Je conseille à nouveau les discussions familiales. J’apprends alors que la cousine qui présente  exactement les mêmes symptômes a commencé quelques heures avant que ma patiente n’exprime la même chose, ce qui beaucoup impressionné la famille des deux continents quand elle l’a appris.
Je demande : « Avez-vous parlé à votre soeur ? – Non. Elle ne veut pas. »

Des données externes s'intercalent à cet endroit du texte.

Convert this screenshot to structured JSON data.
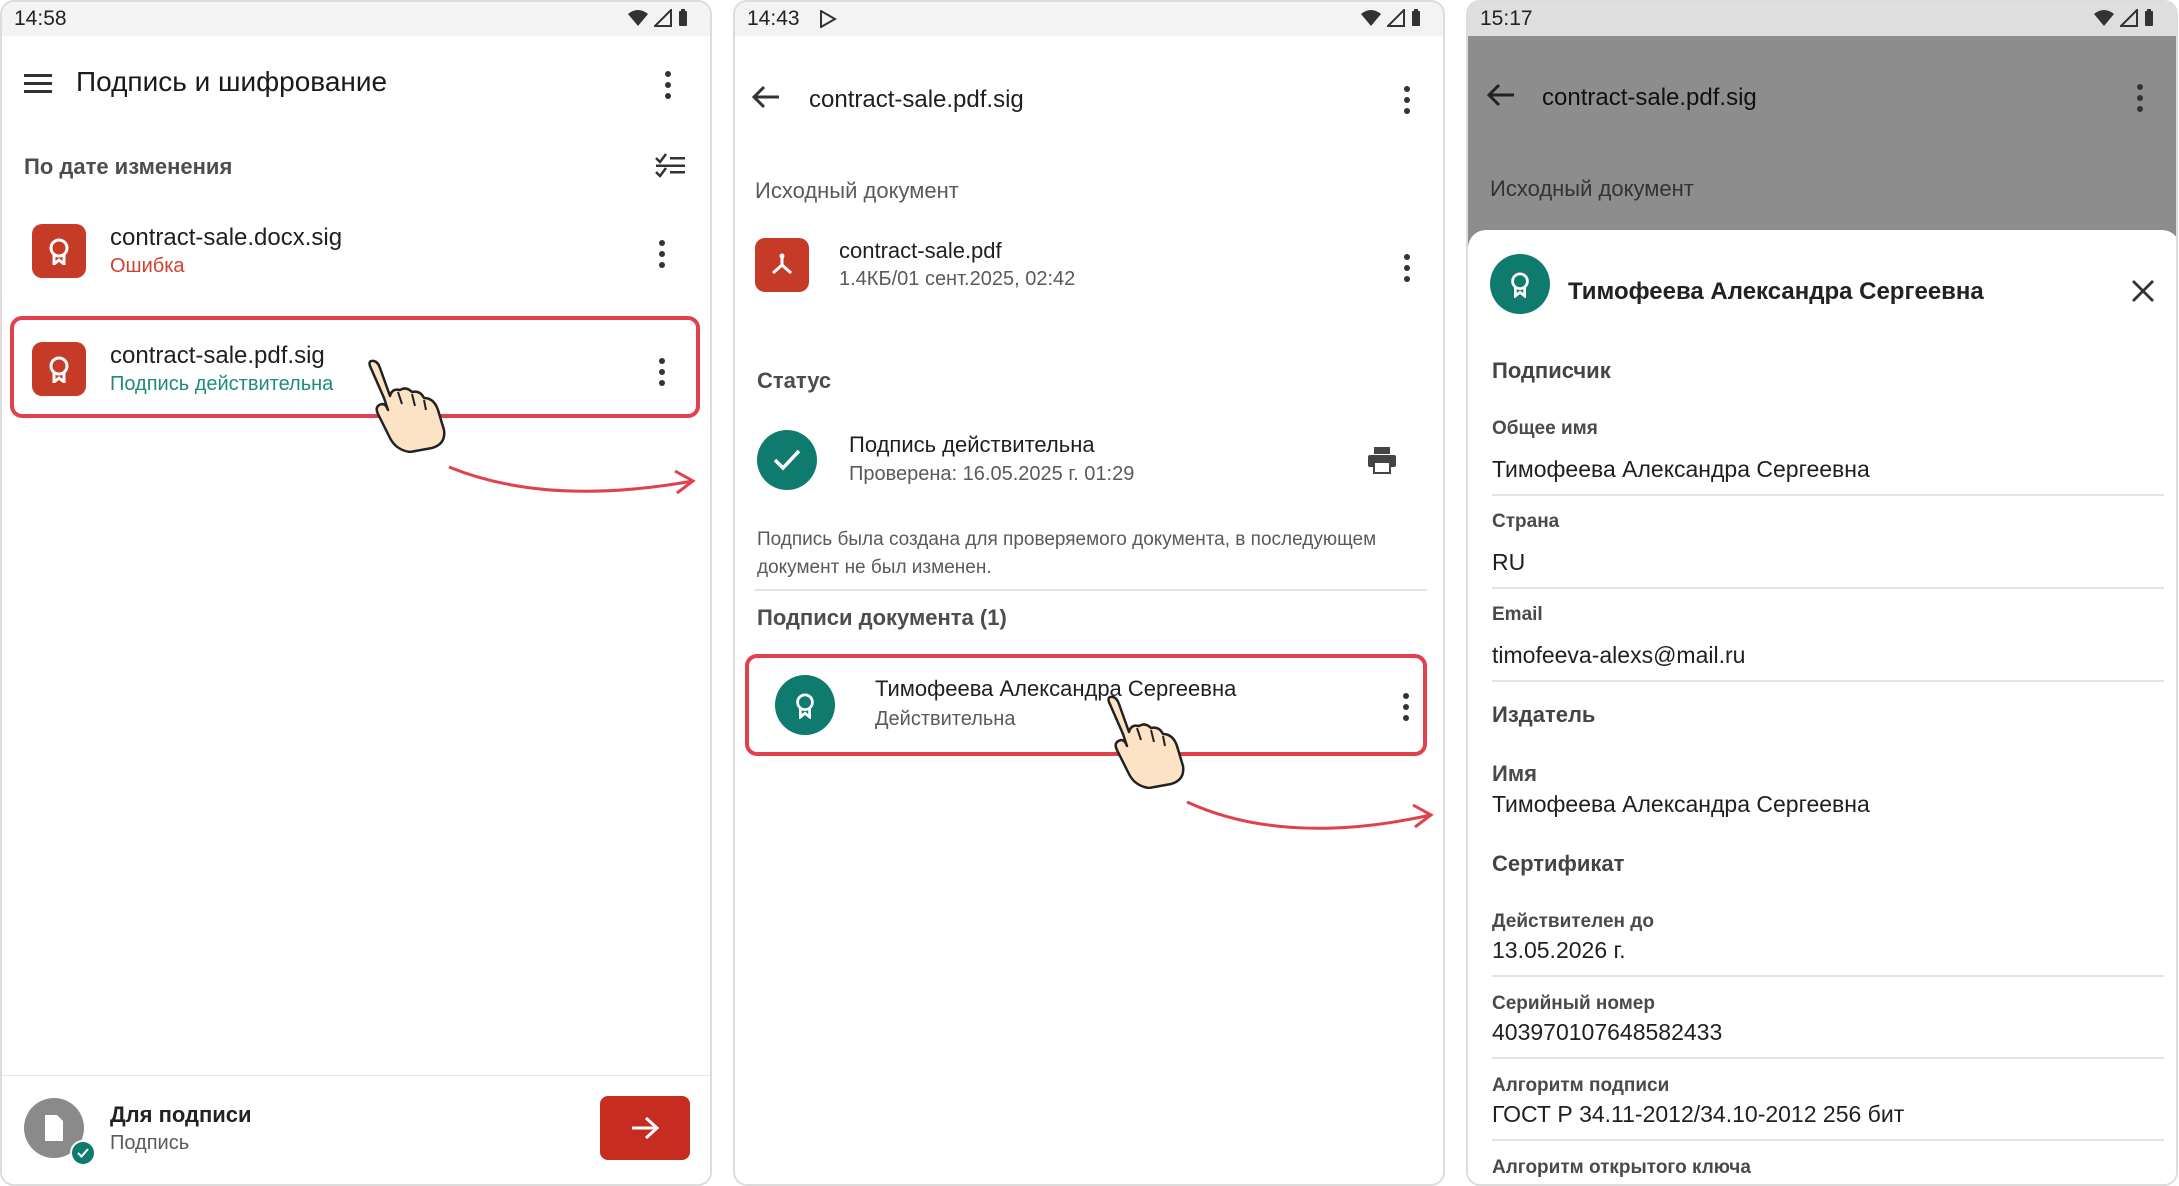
{
  "colors": {
    "accent_red": "#c63a28",
    "teal": "#0f7a6e",
    "highlight": "#e0414c",
    "valid_text": "#1d8c7c",
    "error_text": "#d2402f"
  },
  "screen1": {
    "time": "14:58",
    "title": "Подпись и шифрование",
    "sort_label": "По дате изменения",
    "items": [
      {
        "name": "contract-sale.docx.sig",
        "status": "Ошибка"
      },
      {
        "name": "contract-sale.pdf.sig",
        "status": "Подпись действительна"
      }
    ],
    "footer": {
      "title": "Для подписи",
      "subtitle": "Подпись"
    }
  },
  "screen2": {
    "time": "14:43",
    "title": "contract-sale.pdf.sig",
    "source_header": "Исходный документ",
    "source_file": {
      "name": "contract-sale.pdf",
      "meta": "1.4КБ/01 сент.2025, 02:42"
    },
    "status_header": "Статус",
    "status": {
      "title": "Подпись действительна",
      "checked": "Проверена: 16.05.2025 г. 01:29"
    },
    "description": "Подпись была создана для проверяемого документа, в последующем документ не был изменен.",
    "signatures_header": "Подписи документа (1)",
    "signer": {
      "name": "Тимофеева Александра Сергеевна",
      "status": "Действительна"
    }
  },
  "screen3": {
    "time": "15:17",
    "title": "contract-sale.pdf.sig",
    "source_header": "Исходный документ",
    "sheet_title": "Тимофеева Александра Сергеевна",
    "subscriber_header": "Подписчик",
    "common_name_label": "Общее имя",
    "common_name": "Тимофеева Александра Сергеевна",
    "country_label": "Страна",
    "country": "RU",
    "email_label": "Email",
    "email": "timofeeva-alexs@mail.ru",
    "issuer_header": "Издатель",
    "issuer_name_label": "Имя",
    "issuer_name": "Тимофеева Александра Сергеевна",
    "cert_header": "Сертификат",
    "valid_until_label": "Действителен до",
    "valid_until": "13.05.2026 г.",
    "serial_label": "Серийный номер",
    "serial": "403970107648582433",
    "sig_alg_label": "Алгоритм подписи",
    "sig_alg": "ГОСТ Р 34.11-2012/34.10-2012 256 бит",
    "pubkey_alg_label": "Алгоритм открытого ключа"
  }
}
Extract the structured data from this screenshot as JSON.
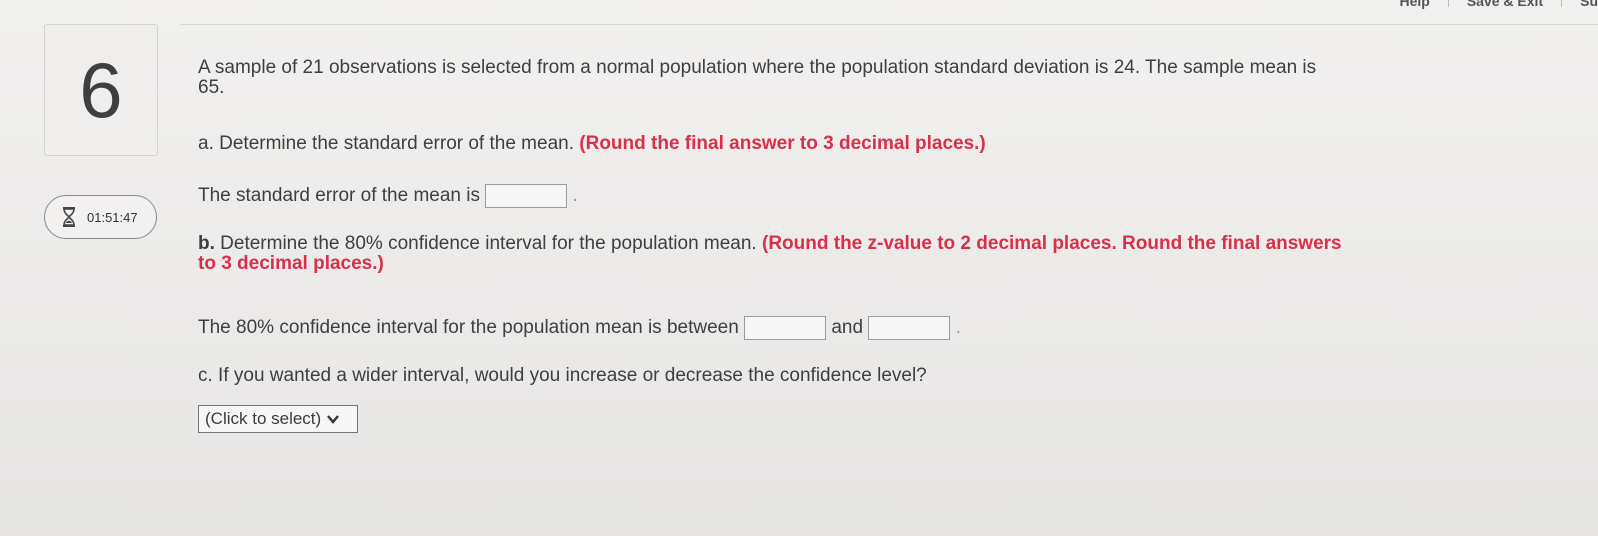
{
  "nav": {
    "help": "Help",
    "save_exit": "Save & Exit",
    "submit": "Su"
  },
  "question": {
    "number": "6"
  },
  "timer": {
    "value": "01:51:47",
    "icon": "hourglass-icon"
  },
  "problem": {
    "intro_line1": "A sample of 21 observations is selected from a normal population where the population standard deviation is 24. The sample mean is",
    "intro_line2": "65.",
    "part_a_label": "a.",
    "part_a_text": " Determine the standard error of the mean. ",
    "part_a_note": "(Round the final answer to 3 decimal places.)",
    "part_a_answer_prefix": "The standard error of the mean is",
    "part_a_answer_value": "",
    "part_b_label": "b.",
    "part_b_text": " Determine the 80% confidence interval for the population mean. ",
    "part_b_note_line1": "(Round the z-value to 2 decimal places. Round the final answers",
    "part_b_note_line2": "to 3 decimal places.)",
    "part_b_answer_prefix": "The 80% confidence interval for the population mean is between",
    "part_b_and": "and",
    "part_b_lower_value": "",
    "part_b_upper_value": "",
    "part_c_label": "c.",
    "part_c_text": " If you wanted a wider interval, would you increase or decrease the confidence level?",
    "part_c_select": "(Click to select)"
  },
  "colors": {
    "emphasis": "#d9304a",
    "text": "#3e3e3e"
  }
}
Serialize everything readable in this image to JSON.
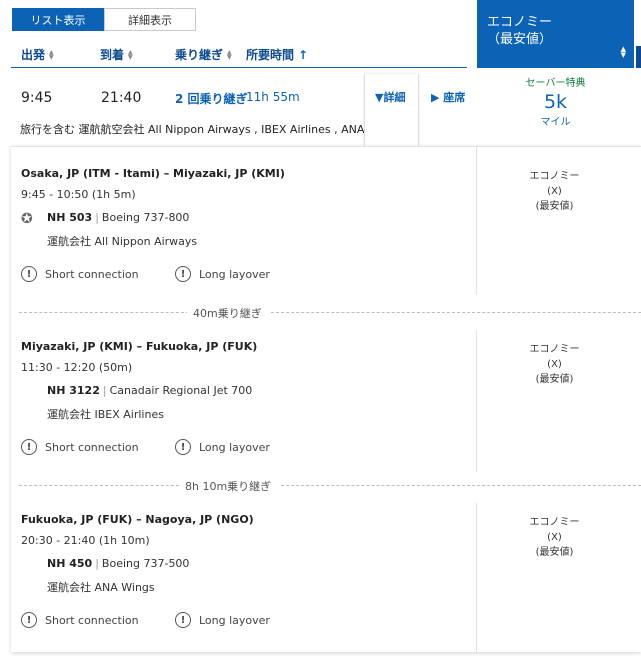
{
  "view_toggle": {
    "list_label": "リスト表示",
    "detail_label": "詳細表示"
  },
  "sort_headers": {
    "departure": "出発",
    "arrival": "到着",
    "connections": "乗り継ぎ",
    "duration": "所要時間"
  },
  "fare_column": {
    "title_line1": "エコノミー",
    "title_line2": "（最安値）"
  },
  "summary": {
    "depart": "9:45",
    "arrive": "21:40",
    "stops": "2 回乗り継ぎ",
    "duration": "11h 55m",
    "details_link": "詳細",
    "seats_link": "座席",
    "operated_by": "旅行を含む 運航航空会社 All Nippon Airways , IBEX Airlines , ANA Wings",
    "award_type": "セーバー特典",
    "miles": "5k",
    "miles_unit": "マイル"
  },
  "segments": [
    {
      "route": "Osaka, JP (ITM - Itami) – Miyazaki, JP (KMI)",
      "times": "9:45 - 10:50 (1h 5m)",
      "flight_number": "NH 503",
      "aircraft": "Boeing 737-800",
      "operator": "運航会社 All Nippon Airways",
      "warn_short": "Short connection",
      "warn_long": "Long layover",
      "cabin_line1": "エコノミー",
      "cabin_line2": "(X)",
      "cabin_line3": "(最安値)"
    },
    {
      "route": "Miyazaki, JP (KMI) – Fukuoka, JP (FUK)",
      "times": "11:30 - 12:20 (50m)",
      "flight_number": "NH 3122",
      "aircraft": "Canadair Regional Jet 700",
      "operator": "運航会社 IBEX Airlines",
      "warn_short": "Short connection",
      "warn_long": "Long layover",
      "cabin_line1": "エコノミー",
      "cabin_line2": "(X)",
      "cabin_line3": "(最安値)"
    },
    {
      "route": "Fukuoka, JP (FUK) – Nagoya, JP (NGO)",
      "times": "20:30 - 21:40 (1h 10m)",
      "flight_number": "NH 450",
      "aircraft": "Boeing 737-500",
      "operator": "運航会社 ANA Wings",
      "warn_short": "Short connection",
      "warn_long": "Long layover",
      "cabin_line1": "エコノミー",
      "cabin_line2": "(X)",
      "cabin_line3": "(最安値)"
    }
  ],
  "layovers": [
    "40m乗り継ぎ",
    "8h 10m乗り継ぎ"
  ]
}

La troisème fois qu’elle consulte, son mari est avec elle. Elle a fini par prendre les médicaments et elle se sent (un peu) mieux mais « ce n’est pas tout à fait cela ». Le mari est inquiet et convient que c’est la mort de la soeur qui a tout déclenché. Il a beaucoup réfléchi et se demande comment il ferait s’il avait peur de mourir. « Au village », me dit-il, « il y a un marabout qui fait des prières mais il n’y croit pas beaucoup… Ma femme ne pourrait-elle pas aller voir un psychiatre ? » Je me tourne vers sa femme qui sourit et qui dit qu’elle veut bien tout essayer. Cela va être difficile en cette mi juillet de trouver un rendez-vous au CMPA (dispensaire de secteur où les effectifs ne cessent d’être réduits) mais je fais un courrier en expliquant qu’elle verra d’abord un infirmier ou une infirmière puis un psychiatre. C’est OK.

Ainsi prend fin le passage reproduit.